In 1978, Kirtilal Manilal Mehta—an Indian businessman fondly known as Bapaji (who was also the founder of Antwerp-based diamond company Gembel NV in 1956), established the Lilavati Kirtilal Mehta Medical Trust in memory of his late wife Lilavati Kirtilal Mehta. The trust has been managed by the members of Mehta family.

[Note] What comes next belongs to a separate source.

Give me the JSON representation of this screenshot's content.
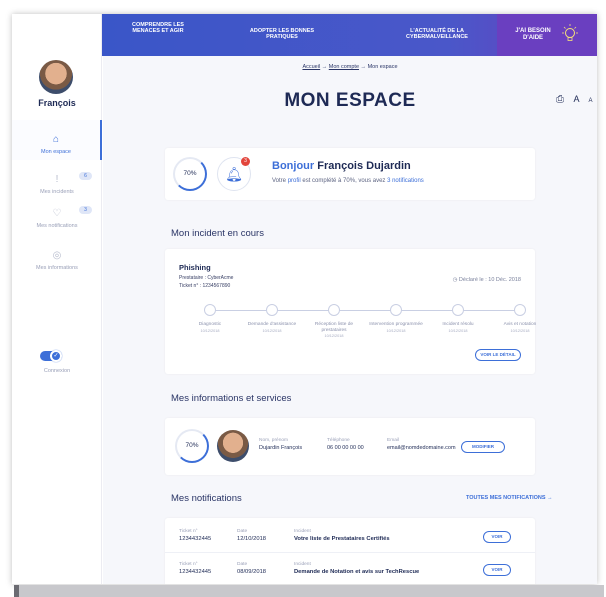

In 1997, the trust established Lilavati Hospital, with 314 beds, 12 operating theatres, 300 consultants, intensive care units (ICUs), and 1,800 staff members to provide care for 300 in-patients and 1,500 out-patients daily.

==Training Program==
Lilavati Hospital and the Mayo Clinic, USA, concluded their first 'Nursing Excellence Training Program' (NETP) between March 17 and March 26, 2025. This program provided training to 120 nurses in critical care, operation theater (OT) nursing, and clinical leadership.

==Services==
Lilavati Hospital offers a comprehensive range of medical specialties that they call their centres of excellence which include:
- Anesthesiology
- Cardiology
- Chest Medicine
- Colorectal surgery
- Dentistry
- Hair transplantation
- Hypertension Clinic
- In vitro fertilisation (IVF)
- Gastroenterology
- Obstetrics and gynaecology
- Liver transplantation
- Neurosurgery
- Orthopedic surgery
- Pediatrics
- Plastic surgery

==Accreditation==
The National Accreditation Board for Hospitals & Healthcare Providers (NABH), accredited Lilavati Hospital as a provider of medical treatment that meets standards and utilizes the latest medical equipment. NABH considered the level of treatment for different patients, the standard of control and prevention, and the responsiveness of the intensive care unit as key features that have matched NABH standards of accreditation.